Archaeologists in Morocco have discovered more than 80 human footprints described as the oldest in North Africa and the southern Mediterranean. The footprints are believed to be left by five individuals on a beach in northern Morocco, around 100,000 years ago.
According to AFP, the footprints were discovered on the coast of Larache, a city 90 kilometers south of Tangier, by archaeologists from Morocco, Spain, France, and Germany.
“The footprints were some of the world’s best-preserved human traces and the oldest in North Africa and the southern Mediterranean. The discovery opens new research horizons on prehistory in Morocco,” said Anass Sedrati, member of the research project.
This discovery was made coincidentally during a field mission in July 2022, as part of a scientific research project on the origins and dynamics of the boulders in the region.
Tests showed that “85 of the prints belong to at least five individuals who were likely searching for food in the sea,” said Sedrati.
The team suggests that those five individuals either lived in a region close to the site, or were only crossing the beach. “They were children, teens and adults,” the researchers noted.
The findings, published in the journal Nature in January, showed that these prints were preserved “in the upper area of the beach covered with sediments.”
Animal traces had also been discovered and efforts are ongoing to date them, according to Sedrati, who is the curator at the archaeological site of Lixus Larache.
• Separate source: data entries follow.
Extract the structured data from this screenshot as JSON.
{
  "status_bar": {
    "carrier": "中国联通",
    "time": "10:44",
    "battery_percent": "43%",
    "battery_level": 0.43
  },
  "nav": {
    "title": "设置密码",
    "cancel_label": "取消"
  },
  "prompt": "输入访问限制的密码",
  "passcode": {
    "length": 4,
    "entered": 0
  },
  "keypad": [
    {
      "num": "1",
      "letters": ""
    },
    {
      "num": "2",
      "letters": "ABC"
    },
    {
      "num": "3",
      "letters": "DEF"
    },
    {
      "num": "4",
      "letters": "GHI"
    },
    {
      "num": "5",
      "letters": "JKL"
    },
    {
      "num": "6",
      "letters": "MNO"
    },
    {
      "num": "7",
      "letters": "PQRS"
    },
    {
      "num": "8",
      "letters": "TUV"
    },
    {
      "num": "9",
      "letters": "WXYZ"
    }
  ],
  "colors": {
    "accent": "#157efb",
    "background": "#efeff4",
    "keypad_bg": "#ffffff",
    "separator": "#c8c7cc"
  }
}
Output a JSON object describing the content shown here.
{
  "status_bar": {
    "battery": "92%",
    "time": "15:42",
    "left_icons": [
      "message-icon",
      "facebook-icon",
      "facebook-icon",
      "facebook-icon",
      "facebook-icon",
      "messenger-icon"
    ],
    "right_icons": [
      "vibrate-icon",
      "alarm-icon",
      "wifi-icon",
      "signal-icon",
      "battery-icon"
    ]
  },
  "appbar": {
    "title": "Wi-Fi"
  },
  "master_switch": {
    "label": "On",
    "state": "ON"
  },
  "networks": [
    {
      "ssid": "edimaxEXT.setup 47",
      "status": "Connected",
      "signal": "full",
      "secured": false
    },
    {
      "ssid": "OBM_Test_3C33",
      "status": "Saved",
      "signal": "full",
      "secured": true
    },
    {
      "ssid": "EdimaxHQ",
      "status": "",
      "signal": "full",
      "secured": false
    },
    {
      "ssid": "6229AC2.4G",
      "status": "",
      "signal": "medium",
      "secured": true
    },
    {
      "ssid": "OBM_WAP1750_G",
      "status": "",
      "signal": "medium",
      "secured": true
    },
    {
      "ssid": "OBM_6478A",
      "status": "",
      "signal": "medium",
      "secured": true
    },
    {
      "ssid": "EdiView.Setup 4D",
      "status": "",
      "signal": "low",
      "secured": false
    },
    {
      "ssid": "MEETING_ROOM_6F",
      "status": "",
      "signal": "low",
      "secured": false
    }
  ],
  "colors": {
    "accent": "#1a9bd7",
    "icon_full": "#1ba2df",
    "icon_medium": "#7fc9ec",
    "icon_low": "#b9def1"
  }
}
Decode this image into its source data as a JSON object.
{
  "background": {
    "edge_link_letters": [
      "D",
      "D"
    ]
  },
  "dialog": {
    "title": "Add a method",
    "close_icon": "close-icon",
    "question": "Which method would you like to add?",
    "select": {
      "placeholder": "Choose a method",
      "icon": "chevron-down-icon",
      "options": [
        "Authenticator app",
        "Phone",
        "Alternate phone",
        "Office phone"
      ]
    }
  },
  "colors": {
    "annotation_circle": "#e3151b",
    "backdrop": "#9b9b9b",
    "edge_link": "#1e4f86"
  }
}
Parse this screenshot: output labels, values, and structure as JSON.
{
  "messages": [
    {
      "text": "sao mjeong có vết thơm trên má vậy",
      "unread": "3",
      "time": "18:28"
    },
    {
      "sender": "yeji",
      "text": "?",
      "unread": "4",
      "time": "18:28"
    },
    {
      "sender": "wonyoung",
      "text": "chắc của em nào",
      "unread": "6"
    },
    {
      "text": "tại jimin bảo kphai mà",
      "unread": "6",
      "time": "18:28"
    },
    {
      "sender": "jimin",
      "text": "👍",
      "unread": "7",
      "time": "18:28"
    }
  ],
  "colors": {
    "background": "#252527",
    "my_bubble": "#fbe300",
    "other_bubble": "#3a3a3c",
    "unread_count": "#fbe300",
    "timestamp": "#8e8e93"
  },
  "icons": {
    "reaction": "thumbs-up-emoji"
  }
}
In 2017, some homo sapiens remains dating back 300,000 years were unearthed in northwest Morocco, in the Jebel Irhoud region.
In other separate discoveries in recent years, prints dating back to the prehistoric era were found in Tangier, Tetouan, Rabat (north) and Essaouira (south).
The latest discovery achieved by the combined efforts of scientists from different specializations is “the first building block for in-depth research on the settlement and activity of Homo sapiens in Morocco,” Sedrati concluded.